The Time Runaways (Les évadés du temps) is Philippe Ebly's second series. Nine novels were published, one is unpublished. It was first printed in the Hachette Publishing collection "La Bibliothèque Verte" (The Green Library), then partially reprinted by Degliame Publishing. If the Fantastic Conquerors adventures are based on scientific facts, the stories from the Time Runaways relates to the supernatural romance.

The novels
The Three Gates (Les trois portes, 1977, Hachette, 2004, Degliame)
The Wanderer from Beyond (Le voyageur de l'au-delà, 1978, Hachette; 2004, Degliame)
Raiders of the Unknown (Volontaires pour l'inconnu, 1980, Hachette)
A Brother Found Ages Ago (Un frère au fond des siècles, 1981, Hachette)
Tiger Hunting in Correze (Chasse au tigre en Corrèze, 1983, Hachette)
The Two-Headed Beast (Le monstre aux deux têtes, 1984, Hachette)
Descent to the Unnamed Land (Descente au pays sans nom, 1985, Hachette)
Going Nowhere (Objectif nulle part, 1986, Hachette)
The Ten Days Skid (Les dix jours impossibles, 1988, Hachette)

The characters
Thierry : a funny and stubborn redhead teenager and his friend... 
Didier : who is a shy dark-haired teenager.
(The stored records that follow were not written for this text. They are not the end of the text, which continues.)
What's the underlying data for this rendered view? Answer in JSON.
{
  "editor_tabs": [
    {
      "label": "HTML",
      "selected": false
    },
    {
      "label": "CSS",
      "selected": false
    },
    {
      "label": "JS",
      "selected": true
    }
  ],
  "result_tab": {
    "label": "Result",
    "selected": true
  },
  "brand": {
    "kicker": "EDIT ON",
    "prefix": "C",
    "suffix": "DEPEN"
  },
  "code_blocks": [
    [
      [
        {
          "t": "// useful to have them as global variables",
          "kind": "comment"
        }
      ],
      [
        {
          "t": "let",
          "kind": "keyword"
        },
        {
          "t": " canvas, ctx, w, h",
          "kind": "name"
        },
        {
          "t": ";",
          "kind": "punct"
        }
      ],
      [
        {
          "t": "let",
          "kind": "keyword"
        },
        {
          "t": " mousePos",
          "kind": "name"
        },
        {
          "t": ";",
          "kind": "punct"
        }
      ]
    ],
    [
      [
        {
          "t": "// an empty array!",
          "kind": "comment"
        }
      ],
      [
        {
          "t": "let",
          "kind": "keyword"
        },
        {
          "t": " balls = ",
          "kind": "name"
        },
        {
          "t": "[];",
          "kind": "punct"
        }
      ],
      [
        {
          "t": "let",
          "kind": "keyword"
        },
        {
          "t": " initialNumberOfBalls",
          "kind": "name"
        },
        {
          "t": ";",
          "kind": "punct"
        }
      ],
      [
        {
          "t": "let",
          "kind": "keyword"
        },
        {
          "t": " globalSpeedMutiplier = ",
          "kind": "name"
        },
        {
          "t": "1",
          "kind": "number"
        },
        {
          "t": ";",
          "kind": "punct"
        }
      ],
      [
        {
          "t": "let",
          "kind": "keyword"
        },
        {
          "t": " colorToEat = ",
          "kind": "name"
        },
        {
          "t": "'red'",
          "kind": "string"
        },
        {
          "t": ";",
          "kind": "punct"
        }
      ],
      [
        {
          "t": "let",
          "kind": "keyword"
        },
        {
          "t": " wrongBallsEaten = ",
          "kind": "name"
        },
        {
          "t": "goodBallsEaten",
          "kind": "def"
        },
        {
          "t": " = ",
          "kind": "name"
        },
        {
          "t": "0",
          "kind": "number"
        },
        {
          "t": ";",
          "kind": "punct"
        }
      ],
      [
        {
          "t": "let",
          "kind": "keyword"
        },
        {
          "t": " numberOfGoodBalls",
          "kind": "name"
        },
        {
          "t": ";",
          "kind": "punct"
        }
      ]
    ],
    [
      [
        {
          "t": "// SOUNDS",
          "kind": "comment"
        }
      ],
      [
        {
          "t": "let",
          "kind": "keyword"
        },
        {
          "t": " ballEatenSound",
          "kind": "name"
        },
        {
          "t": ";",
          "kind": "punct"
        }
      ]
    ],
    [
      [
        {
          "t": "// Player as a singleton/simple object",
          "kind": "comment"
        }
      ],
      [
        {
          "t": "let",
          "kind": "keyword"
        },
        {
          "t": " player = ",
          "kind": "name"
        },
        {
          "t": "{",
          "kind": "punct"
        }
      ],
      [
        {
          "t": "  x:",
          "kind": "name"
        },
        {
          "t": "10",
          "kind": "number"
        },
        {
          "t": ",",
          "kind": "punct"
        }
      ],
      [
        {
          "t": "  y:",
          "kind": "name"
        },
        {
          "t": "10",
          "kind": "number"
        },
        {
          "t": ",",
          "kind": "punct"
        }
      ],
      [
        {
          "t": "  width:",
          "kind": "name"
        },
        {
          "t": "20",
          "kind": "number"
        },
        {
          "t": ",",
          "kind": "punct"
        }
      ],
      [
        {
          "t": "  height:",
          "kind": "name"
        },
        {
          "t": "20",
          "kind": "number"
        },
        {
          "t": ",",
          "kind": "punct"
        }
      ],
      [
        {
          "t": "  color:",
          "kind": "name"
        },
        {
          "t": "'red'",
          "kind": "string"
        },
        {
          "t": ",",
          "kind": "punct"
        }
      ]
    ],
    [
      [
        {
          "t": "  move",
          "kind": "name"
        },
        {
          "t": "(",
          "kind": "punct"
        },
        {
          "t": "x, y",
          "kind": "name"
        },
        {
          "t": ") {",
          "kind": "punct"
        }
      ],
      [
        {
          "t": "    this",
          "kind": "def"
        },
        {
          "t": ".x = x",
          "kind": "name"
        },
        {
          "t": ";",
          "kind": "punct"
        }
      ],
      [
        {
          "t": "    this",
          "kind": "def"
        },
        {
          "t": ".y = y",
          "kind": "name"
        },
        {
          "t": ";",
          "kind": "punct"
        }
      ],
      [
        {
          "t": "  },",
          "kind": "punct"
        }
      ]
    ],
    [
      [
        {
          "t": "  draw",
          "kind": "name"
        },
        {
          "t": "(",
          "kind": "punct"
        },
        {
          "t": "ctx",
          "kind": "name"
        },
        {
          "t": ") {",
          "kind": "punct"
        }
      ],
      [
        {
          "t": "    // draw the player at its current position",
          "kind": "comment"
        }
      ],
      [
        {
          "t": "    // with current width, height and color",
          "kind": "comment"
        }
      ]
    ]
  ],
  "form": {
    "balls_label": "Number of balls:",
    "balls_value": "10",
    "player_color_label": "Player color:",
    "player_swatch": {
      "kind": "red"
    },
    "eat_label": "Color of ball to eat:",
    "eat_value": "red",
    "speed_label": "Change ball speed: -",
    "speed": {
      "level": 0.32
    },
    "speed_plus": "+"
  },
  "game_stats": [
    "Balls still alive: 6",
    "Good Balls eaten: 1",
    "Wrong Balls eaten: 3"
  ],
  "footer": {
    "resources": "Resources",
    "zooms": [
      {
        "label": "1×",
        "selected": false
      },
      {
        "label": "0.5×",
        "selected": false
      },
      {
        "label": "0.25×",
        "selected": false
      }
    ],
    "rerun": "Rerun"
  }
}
The two guys were trekking in an old celtic forest in France when they got caught in a storm. They entered a strange inn, but took the wrong door to go back on the road. That how they got lost in the very strange land, where they met... 
Kouroun : a muscular young teenager that was left in a cave when he was a baby. Then he grew up in the land of Ganeom. The young man was asked to lead Thierry and Didier back to their homeland, but the final condition of their survival was that Kouroun would have to leave Ganeom with them. Once back on Earth, Thierry Didier and Kouroun were trapped in a strange place in the French Cevennes Mountains. In order to escape the mystical trap, they had to complete a circle of moon stones, so a creature from the underworld could access our world. And this creature was: 
Noim : a non human being that has travelled all through a demonic dimension. He assumed corporeal form by taking the body appearance and the wisdom of Didier, the voice, eyes and charisma of Thierry and the strength and stamina of Kouroun. Noim is a telepath and a sorcerer.

The next episode
According to the writer, the tenth novel should take place under the French king Louis The Eleventh reign. But the story has never been fully written.

Degliame
The Degliame Publishing reprint of the series began in September 2004. Unlike The Fantastic Conquerors Series reprint, the two first novels were released in the right order. The three next episodes were also to be released that way, but the publisher ceased all activities before this. The project was indeed nearly completed, as one can find the full covers scan of the never reprinted books on Degliame website.